The Lovingkindness of God in His Blessings (v. 16-22)
After leaving Egypt, Israel wandered in the wilderness 40 years before entering the Promised Land. Despite their constant complaining, God took care of them and continually provided for them in the wilderness. He did not destroy them in their rebellion, but instead fulfilled His promise to their ancestors to give them the land of Canaan - a land flowing with milk and honey.

God gave Israel the land of the Canaanites not because they were deserving of it. He made it clear that they deserved none of it. Yet He chose to use Israel to punish the sins of the nations. He dispossessed powerful kings and gave their land to them. God did it purely out of His goodness and mercy.

There are many blessings we enjoy today. Like Israel, we do not deserve the goodness of God, yet we enjoy the benefits of it. Pause a little while to recall how God has blessed you. As we count our blessings like the psalmist did, we will begin to see how kind God has been to us.

The Lovingkindness of God in our Lives Today (v. 23-26)
Having listed God’s blessings of the past, the psalmist ends by summarizing the mercies of God and recognising His majesty again.

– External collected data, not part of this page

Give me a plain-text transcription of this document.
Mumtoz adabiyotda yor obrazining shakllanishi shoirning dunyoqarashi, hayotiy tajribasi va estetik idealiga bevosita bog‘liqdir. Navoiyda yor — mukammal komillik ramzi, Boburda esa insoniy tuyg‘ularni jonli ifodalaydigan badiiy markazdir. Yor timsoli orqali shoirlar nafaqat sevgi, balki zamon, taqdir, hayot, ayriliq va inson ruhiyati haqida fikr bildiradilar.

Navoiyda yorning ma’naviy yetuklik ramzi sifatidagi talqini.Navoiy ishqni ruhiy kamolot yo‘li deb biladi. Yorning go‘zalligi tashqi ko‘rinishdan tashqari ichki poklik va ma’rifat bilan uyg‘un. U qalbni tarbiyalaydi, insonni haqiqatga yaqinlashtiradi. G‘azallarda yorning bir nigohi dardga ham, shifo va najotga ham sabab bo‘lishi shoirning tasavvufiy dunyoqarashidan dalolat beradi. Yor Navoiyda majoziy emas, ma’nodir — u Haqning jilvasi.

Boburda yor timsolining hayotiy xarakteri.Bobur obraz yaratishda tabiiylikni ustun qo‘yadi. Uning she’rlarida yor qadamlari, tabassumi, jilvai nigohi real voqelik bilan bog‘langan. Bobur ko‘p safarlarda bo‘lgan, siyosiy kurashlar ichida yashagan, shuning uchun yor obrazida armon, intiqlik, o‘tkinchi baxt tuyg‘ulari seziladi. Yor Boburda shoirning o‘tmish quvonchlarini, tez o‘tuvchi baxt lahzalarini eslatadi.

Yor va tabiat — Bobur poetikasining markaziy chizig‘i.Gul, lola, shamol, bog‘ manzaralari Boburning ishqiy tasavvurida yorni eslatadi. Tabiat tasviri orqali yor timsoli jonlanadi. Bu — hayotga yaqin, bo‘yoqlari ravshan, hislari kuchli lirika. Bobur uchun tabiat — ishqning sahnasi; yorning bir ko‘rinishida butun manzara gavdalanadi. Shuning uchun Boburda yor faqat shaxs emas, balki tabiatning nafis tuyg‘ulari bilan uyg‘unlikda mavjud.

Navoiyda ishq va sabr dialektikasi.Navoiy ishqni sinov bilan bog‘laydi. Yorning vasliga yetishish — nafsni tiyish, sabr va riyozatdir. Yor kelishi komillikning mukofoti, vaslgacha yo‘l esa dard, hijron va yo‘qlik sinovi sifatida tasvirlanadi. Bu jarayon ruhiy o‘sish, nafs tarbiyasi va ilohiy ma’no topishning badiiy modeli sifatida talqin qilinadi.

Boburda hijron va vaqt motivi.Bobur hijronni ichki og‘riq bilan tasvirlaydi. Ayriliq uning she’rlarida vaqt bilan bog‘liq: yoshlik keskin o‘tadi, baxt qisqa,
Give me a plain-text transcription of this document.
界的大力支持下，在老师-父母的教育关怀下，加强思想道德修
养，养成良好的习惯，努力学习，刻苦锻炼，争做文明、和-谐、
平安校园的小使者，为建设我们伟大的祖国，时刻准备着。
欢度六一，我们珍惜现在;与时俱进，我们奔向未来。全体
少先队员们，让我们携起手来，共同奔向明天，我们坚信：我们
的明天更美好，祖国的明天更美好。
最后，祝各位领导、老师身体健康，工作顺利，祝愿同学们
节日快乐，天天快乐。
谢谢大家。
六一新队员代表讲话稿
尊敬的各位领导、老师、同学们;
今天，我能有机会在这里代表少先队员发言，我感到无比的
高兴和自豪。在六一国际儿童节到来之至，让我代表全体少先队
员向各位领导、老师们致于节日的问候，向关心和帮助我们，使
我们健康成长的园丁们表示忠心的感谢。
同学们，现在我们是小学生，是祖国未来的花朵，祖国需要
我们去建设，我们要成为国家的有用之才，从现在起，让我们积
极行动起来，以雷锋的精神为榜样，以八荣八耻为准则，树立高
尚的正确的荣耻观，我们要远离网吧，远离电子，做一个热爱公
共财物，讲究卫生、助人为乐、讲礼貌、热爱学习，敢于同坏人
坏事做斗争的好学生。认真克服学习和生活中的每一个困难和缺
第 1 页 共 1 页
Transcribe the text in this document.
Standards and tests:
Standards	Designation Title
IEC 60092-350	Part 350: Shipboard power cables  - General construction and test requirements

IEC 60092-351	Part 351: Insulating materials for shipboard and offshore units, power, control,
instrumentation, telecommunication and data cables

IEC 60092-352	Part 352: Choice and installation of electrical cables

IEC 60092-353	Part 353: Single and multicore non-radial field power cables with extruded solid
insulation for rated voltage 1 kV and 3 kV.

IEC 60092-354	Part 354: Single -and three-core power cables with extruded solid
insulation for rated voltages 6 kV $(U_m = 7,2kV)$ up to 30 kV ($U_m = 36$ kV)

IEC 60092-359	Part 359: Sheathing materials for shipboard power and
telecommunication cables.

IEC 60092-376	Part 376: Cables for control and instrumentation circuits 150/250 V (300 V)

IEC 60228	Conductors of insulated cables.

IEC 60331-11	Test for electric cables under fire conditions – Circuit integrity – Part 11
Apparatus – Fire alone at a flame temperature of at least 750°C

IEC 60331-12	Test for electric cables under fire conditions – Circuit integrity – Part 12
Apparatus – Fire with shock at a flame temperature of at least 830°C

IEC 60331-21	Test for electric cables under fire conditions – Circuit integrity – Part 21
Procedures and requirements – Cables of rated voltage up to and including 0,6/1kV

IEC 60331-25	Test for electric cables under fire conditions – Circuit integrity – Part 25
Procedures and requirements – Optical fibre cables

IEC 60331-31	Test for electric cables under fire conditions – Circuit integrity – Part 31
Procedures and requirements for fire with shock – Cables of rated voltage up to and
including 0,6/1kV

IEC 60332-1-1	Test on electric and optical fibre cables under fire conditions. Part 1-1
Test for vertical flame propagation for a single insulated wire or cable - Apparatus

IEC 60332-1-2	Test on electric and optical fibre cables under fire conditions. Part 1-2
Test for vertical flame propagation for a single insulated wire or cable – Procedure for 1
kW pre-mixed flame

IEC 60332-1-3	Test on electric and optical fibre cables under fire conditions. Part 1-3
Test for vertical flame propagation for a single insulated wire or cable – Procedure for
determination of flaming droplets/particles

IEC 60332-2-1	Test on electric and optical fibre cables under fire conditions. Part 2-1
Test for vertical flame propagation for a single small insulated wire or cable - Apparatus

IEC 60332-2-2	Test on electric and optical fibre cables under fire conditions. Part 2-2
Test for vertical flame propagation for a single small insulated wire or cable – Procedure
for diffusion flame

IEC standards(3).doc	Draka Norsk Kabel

God had compassion on Israel during their lowest times, and though they forgot Him, He never forgot them. God continued to rescue them from those who tried to destroy them. Though many times it seemed like they would have been annihilated, God never allowed Israel to be wiped out. The existence of Israel as a nation today is proof of God's faithfulness.

God's mercy is also seen in His provision of food to all flesh. He gives sunshine and rain to both good and evil people (Mat 5:45). We are beneficiaries of His kindness, and must be thankful to Him for His faithfulness to us when we are both faithful and faithless towards Him.

God’s lovingkindness endures forever. It is not changed by time or tide. It is part of His character, and He does not change. It is humbling to realise the goodness of God in spite of man's unworthiness. As the psalmist has shown, it is important for us to look back at the goodness of God in our lives in times past. God is a God who is active and real in history and in the lives of His children. The understanding of who God is and what He has done in the past enables us to give thanks and remain confident when we meet any situation in the future.